Gelin, çoğu zaman dillendirilmeyen ama bir noktada hissedilen, gözlemlenen ya da bastırılmaya çalışılan bir konudan bahsedelim: Tükenmişlik.
Bu artık arka planda sessizce var olan bir gölge değil; kurumların içinde çalışan pek çok kişi bunu aktif olarak yaşıyor. Pek çok kurum, tükenmişlikle mücadele etmek adına meditasyon uygulamaları, atölyeler, yoga seansları ya da doğa yürüyüşleri gibi çözümler sunuyor. Ancak gerçek şu ki, tükenmişlik artık bireysel bir mesele değil — sistemsel bir mesele.

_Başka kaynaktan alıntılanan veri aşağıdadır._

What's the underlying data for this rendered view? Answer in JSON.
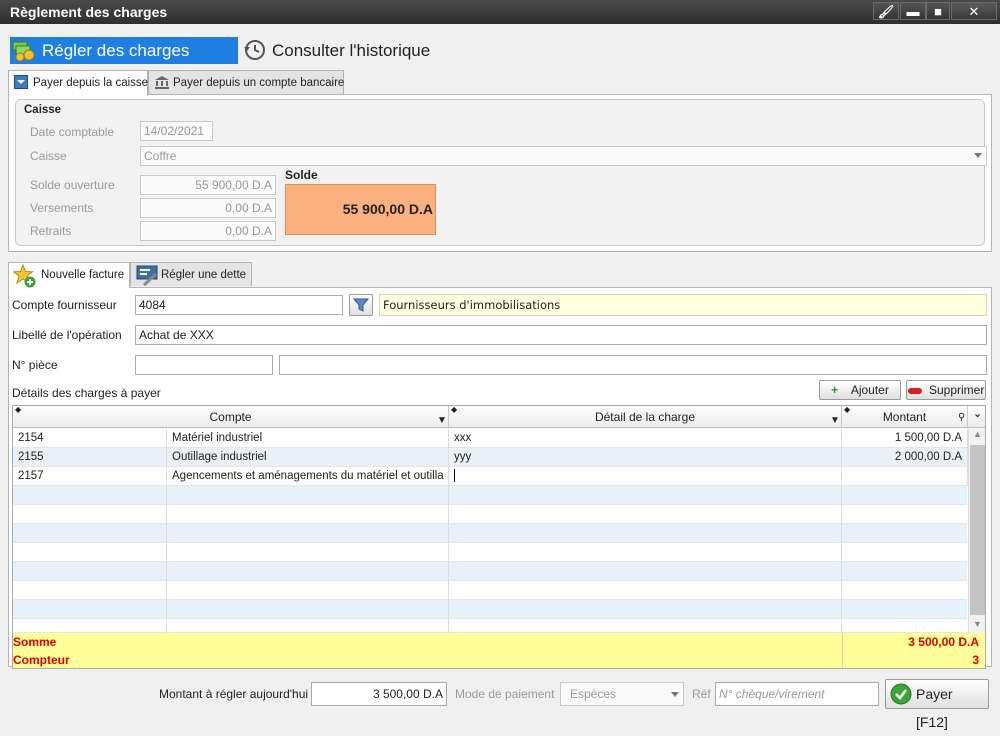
{
  "window": {
    "title": "Règlement des charges",
    "controls": {
      "pin": "🖌",
      "minimize": "▬",
      "maximize": "■",
      "close": "✕"
    }
  },
  "nav": {
    "active_tab": "Régler des charges",
    "history_tab": "Consulter l'historique"
  },
  "source_tabs": [
    {
      "label": "Payer depuis la caisse",
      "icon": "cash-drawer-icon"
    },
    {
      "label": "Payer depuis un compte bancaire",
      "icon": "bank-icon"
    }
  ],
  "caisse": {
    "group_label": "Caisse",
    "date_label": "Date comptable",
    "date_value": "14/02/2021",
    "caisse_label": "Caisse",
    "caisse_value": "Coffre",
    "solde_ouverture_label": "Solde ouverture",
    "solde_ouverture_value": "55 900,00 D.A",
    "versements_label": "Versements",
    "versements_value": "0,00 D.A",
    "retraits_label": "Retraits",
    "retraits_value": "0,00 D.A",
    "solde_label": "Solde",
    "solde_value": "55 900,00 D.A"
  },
  "invoice_tabs": [
    {
      "label": "Nouvelle facture",
      "icon": "star-add-icon"
    },
    {
      "label": "Régler une dette",
      "icon": "debt-icon"
    }
  ],
  "invoice": {
    "compte_label": "Compte fournisseur",
    "compte_value": "4084",
    "compte_name": "Fournisseurs d'immobilisations",
    "libelle_label": "Libellé de l'opération",
    "libelle_value": "Achat de XXX",
    "piece_label": "N° pièce",
    "piece_value": "",
    "piece_extra": ""
  },
  "details": {
    "title": "Détails des charges à payer",
    "add_button": "Ajouter",
    "delete_button": "Supprimer",
    "columns": [
      "Compte",
      "Détail de la charge",
      "Montant"
    ],
    "rows": [
      {
        "code": "2154",
        "compte": "Matériel industriel",
        "detail": "xxx",
        "montant": "1 500,00 D.A"
      },
      {
        "code": "2155",
        "compte": "Outillage industriel",
        "detail": "yyy",
        "montant": "2 000,00 D.A"
      },
      {
        "code": "2157",
        "compte": "Agencements et aménagements du matériel et outilla",
        "detail": "",
        "montant": ""
      }
    ],
    "somme_label": "Somme",
    "somme_value": "3 500,00 D.A",
    "compteur_label": "Compteur",
    "compteur_value": "3"
  },
  "payment": {
    "amount_label": "Montant à régler aujourd'hui",
    "amount_value": "3 500,00 D.A",
    "mode_label": "Mode de paiement",
    "mode_value": "Espèces",
    "ref_label": "Réf",
    "ref_placeholder": "N° chèque/virement",
    "pay_button": "Payer [F12]"
  },
  "colors": {
    "accent": "#1f7fe0",
    "solde_bg": "#fbb080",
    "footer_bg": "#ffff99",
    "footer_text": "#e00000",
    "lookup_bg": "#ffffe0"
  }
}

Gerçek bir çözüm için, kurumların hem liderler düzeyinde hem de organizasyonel anlamda kendilerine dürüstçe bakmaları ve kök nedenleri irdelemeleri gerekiyor.
Sektörler arası çalışanlarla çalışan bir koç ve kapasite geliştirici olarak, tükenmişliğin sadece çok çalışmakla ilgili olmadığını görüyorum. Asıl mesele, senkronize çalışmayan sistemler. Yani; insanlara enerji yüklemeden sürekli üretim bekleyen, verimlilik yerine ulaşılabilirliği ödüllendiren ve anlam, özerklik ve bağ kurma ihtiyacını görmezden gelen sistemler.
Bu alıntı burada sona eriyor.